Service Animals - Overview

Here at ATN, we accommodate people with disabilities everyday and clients with their Guide or Service Dogs are regular visitors.
Service Animals are animals that have been trained to perform tasks or assist persons with disabilities. Service Animals work for their handlers for a number of reasons. They may work as guide dogs for persons who are blind, hearing dogs for persons who are deaf, and they may work as special skills dogs for persons who have various disabilities such as autism, diabetes and mental health disorders.

Most Service Animals (dogs) are specifically bred for their jobs. Before being admitted to a training program, they are screened for characteristics such as trainability, pleasant temperament, and non-aggression.

Most service dogs work because they want to, not because they have to. They enjoy the tasks they perform and have been trained using rewards and praise, and have a strong bond with their human partner.

Meeting Person's and their Service Animal

People who use Service Animals are independent and want to be treated that way.

They will certainly ask if they require assistance; if you feel they may need assistance, simply say, "May I help you?" The Service Animal will usually be on the left side of a person who is blind, so if the person needs assistance, approach from the right, or opposite side of the Service Animal and offer your arm.

If the person who is blind is seeking assistance to cross the street, take them all the way across and up onto the opposite curb where the dog will know to resume his duties. Do not pet a Service Animal when it is in harness. Always ask the handlers permission as to whether you can pet the dog or not.

Never feed a Service Animal. The handler looks after the dog's diet very carefully, and the dog works most efficiently when the recommended diet is followed.

If a Service Animal is wearing its harness, vest, or backpacks, this means it is working and should never be patted or distracted by having its name called, be given excessive eye contact, noises made at it, or made the center of attention.
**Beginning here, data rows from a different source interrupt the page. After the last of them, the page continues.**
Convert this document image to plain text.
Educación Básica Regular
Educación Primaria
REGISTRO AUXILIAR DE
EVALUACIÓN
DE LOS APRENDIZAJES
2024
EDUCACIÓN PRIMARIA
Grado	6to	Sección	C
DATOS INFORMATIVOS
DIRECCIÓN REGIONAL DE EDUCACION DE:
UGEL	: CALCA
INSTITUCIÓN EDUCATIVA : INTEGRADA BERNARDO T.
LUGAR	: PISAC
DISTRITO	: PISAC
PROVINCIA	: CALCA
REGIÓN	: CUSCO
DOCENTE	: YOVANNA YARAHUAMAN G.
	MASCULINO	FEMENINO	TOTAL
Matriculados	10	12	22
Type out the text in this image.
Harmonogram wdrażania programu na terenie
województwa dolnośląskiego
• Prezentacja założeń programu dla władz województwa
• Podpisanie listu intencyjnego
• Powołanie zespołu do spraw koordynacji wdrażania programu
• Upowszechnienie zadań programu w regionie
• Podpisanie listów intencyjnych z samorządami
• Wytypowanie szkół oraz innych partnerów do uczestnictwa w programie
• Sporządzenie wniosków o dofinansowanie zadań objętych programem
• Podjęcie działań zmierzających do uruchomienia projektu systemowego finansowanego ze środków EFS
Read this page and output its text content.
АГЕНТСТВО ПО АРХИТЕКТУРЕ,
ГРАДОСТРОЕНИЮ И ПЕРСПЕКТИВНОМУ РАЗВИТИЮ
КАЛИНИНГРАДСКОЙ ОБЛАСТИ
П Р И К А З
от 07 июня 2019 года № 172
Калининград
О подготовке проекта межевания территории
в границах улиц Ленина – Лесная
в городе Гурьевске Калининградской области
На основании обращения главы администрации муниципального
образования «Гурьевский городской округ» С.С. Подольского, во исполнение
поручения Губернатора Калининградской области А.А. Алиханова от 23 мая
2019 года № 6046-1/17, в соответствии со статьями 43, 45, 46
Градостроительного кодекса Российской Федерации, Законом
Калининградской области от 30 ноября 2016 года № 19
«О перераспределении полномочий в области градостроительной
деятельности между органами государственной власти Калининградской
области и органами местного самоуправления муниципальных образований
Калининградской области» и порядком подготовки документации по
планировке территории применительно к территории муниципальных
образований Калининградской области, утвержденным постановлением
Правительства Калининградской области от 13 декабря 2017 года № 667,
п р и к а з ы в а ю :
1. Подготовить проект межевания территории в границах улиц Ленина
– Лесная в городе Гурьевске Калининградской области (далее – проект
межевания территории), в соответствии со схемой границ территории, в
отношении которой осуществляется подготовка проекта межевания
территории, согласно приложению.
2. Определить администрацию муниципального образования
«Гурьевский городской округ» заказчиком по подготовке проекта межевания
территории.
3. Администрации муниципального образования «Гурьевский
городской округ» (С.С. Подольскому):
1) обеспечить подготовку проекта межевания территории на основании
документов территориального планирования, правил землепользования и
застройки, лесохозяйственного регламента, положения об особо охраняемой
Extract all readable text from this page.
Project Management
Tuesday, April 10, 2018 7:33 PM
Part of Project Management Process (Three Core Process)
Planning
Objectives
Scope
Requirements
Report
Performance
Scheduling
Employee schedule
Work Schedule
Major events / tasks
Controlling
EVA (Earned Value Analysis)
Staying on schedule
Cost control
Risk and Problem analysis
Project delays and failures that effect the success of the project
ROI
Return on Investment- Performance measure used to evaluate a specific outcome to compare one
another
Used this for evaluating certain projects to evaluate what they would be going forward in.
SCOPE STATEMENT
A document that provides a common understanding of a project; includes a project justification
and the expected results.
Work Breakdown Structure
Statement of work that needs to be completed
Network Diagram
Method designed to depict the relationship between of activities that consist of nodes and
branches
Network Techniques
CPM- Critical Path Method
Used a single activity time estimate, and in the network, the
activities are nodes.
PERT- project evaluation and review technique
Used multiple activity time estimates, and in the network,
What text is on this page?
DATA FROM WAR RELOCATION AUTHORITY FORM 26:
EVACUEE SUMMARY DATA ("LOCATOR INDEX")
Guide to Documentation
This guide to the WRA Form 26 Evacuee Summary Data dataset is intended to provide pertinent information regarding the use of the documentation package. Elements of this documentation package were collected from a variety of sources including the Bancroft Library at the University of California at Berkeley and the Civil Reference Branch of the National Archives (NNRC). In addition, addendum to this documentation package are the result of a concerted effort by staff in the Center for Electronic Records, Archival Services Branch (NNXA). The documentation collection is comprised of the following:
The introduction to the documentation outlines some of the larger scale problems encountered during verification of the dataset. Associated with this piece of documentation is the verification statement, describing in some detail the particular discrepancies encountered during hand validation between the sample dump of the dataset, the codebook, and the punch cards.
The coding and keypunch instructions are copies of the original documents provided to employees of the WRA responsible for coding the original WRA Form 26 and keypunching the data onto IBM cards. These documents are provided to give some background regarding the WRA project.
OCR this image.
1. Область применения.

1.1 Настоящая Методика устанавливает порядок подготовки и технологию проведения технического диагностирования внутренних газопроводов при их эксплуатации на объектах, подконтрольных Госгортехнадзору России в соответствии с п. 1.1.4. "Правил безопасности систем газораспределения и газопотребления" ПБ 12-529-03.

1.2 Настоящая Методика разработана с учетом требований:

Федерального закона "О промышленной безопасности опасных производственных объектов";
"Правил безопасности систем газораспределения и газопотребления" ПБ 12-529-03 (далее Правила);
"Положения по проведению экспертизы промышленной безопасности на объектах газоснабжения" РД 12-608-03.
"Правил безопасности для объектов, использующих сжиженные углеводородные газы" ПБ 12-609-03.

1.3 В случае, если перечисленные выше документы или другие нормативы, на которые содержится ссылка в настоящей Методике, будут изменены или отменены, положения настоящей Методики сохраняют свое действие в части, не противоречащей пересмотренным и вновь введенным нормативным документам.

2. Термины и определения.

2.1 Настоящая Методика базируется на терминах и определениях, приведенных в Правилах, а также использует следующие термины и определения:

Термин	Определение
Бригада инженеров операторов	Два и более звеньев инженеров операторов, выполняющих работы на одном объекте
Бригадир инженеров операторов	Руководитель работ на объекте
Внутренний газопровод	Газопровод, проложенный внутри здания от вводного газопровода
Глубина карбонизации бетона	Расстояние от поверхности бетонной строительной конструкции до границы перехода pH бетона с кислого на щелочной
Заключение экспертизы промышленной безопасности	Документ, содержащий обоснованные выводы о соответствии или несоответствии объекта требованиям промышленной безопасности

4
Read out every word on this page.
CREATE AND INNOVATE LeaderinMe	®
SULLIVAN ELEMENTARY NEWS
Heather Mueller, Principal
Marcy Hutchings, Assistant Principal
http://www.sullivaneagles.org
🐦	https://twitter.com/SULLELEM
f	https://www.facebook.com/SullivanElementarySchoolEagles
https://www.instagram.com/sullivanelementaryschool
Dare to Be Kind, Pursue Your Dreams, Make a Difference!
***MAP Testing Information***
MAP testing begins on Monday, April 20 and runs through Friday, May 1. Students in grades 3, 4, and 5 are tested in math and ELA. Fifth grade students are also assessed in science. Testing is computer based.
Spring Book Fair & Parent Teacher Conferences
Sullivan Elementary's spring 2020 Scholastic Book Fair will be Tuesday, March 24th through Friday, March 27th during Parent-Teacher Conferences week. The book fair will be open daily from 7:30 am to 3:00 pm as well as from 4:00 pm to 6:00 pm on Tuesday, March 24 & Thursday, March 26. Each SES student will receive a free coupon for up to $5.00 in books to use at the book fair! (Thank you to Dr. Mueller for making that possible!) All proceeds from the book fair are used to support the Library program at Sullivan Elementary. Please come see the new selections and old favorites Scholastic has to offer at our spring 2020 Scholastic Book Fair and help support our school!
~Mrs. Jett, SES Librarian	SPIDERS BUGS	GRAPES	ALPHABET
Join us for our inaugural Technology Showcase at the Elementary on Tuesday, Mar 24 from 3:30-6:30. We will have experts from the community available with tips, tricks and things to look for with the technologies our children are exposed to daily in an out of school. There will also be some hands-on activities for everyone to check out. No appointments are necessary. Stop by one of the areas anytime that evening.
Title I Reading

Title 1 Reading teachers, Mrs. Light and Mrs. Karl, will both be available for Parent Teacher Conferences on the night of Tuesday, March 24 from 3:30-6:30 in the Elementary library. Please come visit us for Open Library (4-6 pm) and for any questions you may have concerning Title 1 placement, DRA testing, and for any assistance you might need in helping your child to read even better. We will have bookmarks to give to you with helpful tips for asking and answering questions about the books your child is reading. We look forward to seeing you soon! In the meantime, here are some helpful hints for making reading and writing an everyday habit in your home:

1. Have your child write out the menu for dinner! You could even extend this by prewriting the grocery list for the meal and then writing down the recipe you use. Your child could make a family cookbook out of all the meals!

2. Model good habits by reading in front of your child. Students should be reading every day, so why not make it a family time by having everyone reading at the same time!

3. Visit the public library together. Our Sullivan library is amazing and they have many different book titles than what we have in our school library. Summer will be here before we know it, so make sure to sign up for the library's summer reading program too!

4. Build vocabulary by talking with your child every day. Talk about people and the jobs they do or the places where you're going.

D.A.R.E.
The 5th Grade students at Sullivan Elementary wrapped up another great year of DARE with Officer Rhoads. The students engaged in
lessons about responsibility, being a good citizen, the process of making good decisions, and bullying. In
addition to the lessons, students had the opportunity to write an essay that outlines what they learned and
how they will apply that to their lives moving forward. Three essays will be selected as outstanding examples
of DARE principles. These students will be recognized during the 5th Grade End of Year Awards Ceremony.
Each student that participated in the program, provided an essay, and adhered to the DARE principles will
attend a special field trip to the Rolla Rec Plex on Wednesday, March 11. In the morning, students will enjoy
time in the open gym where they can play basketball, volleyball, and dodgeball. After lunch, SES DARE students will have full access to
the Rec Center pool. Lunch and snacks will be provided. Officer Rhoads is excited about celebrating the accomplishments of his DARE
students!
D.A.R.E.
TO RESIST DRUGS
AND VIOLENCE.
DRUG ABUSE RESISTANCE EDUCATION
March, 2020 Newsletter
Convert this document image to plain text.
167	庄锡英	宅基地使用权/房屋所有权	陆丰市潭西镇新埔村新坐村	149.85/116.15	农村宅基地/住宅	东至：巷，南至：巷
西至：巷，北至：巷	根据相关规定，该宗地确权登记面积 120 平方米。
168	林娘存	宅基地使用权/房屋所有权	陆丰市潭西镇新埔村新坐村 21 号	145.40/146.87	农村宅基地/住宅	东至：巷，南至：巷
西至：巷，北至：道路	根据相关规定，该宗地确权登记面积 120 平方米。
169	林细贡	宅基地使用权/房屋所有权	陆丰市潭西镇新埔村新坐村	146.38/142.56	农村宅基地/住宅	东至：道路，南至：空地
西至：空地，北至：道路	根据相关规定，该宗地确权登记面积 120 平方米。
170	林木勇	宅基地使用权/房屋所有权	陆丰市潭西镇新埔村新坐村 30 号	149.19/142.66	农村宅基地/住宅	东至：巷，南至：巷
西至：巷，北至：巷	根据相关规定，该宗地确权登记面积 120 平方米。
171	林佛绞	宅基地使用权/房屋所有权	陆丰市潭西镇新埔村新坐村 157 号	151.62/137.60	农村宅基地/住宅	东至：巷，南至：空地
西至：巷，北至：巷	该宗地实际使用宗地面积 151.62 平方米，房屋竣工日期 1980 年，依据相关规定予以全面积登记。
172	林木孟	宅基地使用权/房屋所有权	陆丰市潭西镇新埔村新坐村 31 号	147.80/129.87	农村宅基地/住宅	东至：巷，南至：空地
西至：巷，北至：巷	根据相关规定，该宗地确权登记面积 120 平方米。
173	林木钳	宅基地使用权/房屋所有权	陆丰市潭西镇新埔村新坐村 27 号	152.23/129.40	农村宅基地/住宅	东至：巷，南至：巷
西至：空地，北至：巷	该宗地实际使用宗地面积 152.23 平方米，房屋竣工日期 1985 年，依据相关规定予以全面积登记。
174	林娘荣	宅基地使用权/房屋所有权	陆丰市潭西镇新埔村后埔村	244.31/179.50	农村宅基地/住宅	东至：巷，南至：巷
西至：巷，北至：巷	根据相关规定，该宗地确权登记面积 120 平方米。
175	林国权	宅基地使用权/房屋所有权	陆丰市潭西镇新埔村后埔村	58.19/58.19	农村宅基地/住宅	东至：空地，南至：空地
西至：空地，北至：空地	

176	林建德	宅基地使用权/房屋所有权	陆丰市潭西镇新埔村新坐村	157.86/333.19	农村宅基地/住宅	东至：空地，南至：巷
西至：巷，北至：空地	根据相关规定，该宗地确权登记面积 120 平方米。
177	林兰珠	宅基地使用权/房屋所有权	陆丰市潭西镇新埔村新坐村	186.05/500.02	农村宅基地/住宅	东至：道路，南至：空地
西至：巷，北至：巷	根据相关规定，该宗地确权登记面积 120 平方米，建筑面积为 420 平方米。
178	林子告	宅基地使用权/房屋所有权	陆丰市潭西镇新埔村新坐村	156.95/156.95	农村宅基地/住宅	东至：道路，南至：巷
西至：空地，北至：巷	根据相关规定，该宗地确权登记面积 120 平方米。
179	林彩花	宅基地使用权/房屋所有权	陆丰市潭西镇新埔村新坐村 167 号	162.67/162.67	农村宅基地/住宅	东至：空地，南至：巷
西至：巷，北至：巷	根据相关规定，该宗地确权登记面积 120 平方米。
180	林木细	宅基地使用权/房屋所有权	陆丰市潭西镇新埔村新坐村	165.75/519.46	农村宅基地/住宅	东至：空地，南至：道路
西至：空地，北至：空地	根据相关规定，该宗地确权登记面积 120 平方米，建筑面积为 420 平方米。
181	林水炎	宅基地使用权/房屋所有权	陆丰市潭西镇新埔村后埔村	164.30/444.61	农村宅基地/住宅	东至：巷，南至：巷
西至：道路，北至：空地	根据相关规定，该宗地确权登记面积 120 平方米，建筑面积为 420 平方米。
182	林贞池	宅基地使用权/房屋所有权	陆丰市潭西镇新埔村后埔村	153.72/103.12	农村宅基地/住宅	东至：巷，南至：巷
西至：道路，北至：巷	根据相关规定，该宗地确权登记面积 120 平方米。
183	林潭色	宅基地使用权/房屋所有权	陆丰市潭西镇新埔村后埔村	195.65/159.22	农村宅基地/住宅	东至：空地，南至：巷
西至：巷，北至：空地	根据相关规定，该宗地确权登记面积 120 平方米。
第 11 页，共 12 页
These may all cause the dog to take its concentration off the job and put the handler’s safety at risk.

(info from dogguides.com)

The Importance of Bonding

The bond between a Service Animal (dog) and their Handler (human) is very important to the success of the team. Though the human may depend on the dog for certain things, the dog also depends on the human to provide praise, correction, food, and companionship.

The happiest and most functional teams are those that have developed a symbiotic relationship and learned to deeply trust each other. To keep this relationship healthy, the team must be together as much as possible and the dog needs ample work to provide stimulation and meaningful interaction. Others can inadvertently undermine this relationship by petting or talking to the dog, feeding it, or distracting it in some other way such as by trying to build a personal bond with the animal.